Co nam mówi data 1 sierpnia 1944 roku? O nie, to nie data wybuchu Powstania Warszawskiego. Z alternatywnej historii najnowszej Polski wynika, że tego dnia ulicami Warszawy przeszła defilada zwycięskich wojsk polskich, które u boku niemieckiego sojusznika pokonały sowieckie zagrożenie. Polska dogadała się z III Rzeszą, nie przeszkadzała jej w rozgrywkach z Zachodem, zezwoliła na eksterytorialną autostradę… Słowem, nie doszło do września 1939 roku, wojna z Sowietami rozpoczęła się w roku 1941, a armia polska uratowała skórę armii niemieckiej. Jedyne, co martwiło polskich polityków, to te niemieckie bazy wojskowe stacjonujące na Kresach Wschodnich. Rozmowy o ich likwidacji psuły nastrój Naczelnego Wodza i ministra spraw zagranicznych.

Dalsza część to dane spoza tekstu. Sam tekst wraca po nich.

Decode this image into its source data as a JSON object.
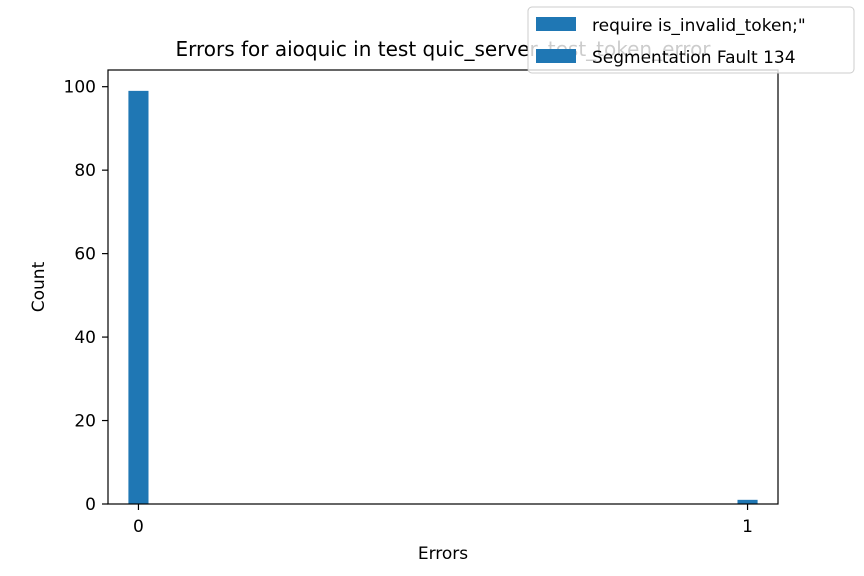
{
  "chart_data": {
    "type": "bar",
    "title": "Errors for aioquic in test quic_server_test_token_error",
    "xlabel": "Errors",
    "ylabel": "Count",
    "xlim": [
      -0.05,
      1.05
    ],
    "ylim": [
      0,
      104
    ],
    "xticks": [
      0,
      1
    ],
    "yticks": [
      0,
      20,
      40,
      60,
      80,
      100
    ],
    "bar_width": 0.033,
    "grid": false,
    "legend_position": "top-right",
    "color": "#1f77b4",
    "series": [
      {
        "name": "require is_invalid_token;\"",
        "points": [
          {
            "x": 0,
            "y": 99
          },
          {
            "x": 1,
            "y": 1
          }
        ]
      },
      {
        "name": "Segmentation Fault 134",
        "points": [
          {
            "x": 0,
            "y": 0
          },
          {
            "x": 1,
            "y": 0
          }
        ]
      }
    ]
  }
}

A tymczasem w Poznaniu dochodzi do dwóch bestialskich mordów. Ofiary łączy nie tylko młodość i dobre inteligenckie pochodzenie; łączy ich miejsce pracy. Tropem bezwzględnego zbrodniarza podąża doświadczony funkcjonariusz poznańskiej policji i urlopowany z frontu wschodniego kapitan piechoty. Śledztwo ujawnia planowaną operację o kryptonimie „Posen”.
Książka „Kryptonim Posen” to nie tylko świetny kryminał osadzony w realiach Polski dwudziestolecia międzywojennego. To także wspaniała opowieść z gatunku historical fiction, w której autor stara się obalić mit, jakoby sojusz z III Rzeszą mógł zagwarantować nienaruszalność granic i choć ograniczoną suwerenność II Rzeczpospolitej. Miłośnicy historii Poznania znajdą w niej jeszcze jednego bohatera - jest nim samo miasto, jeszcze nie zniszczone przez działania wojenne.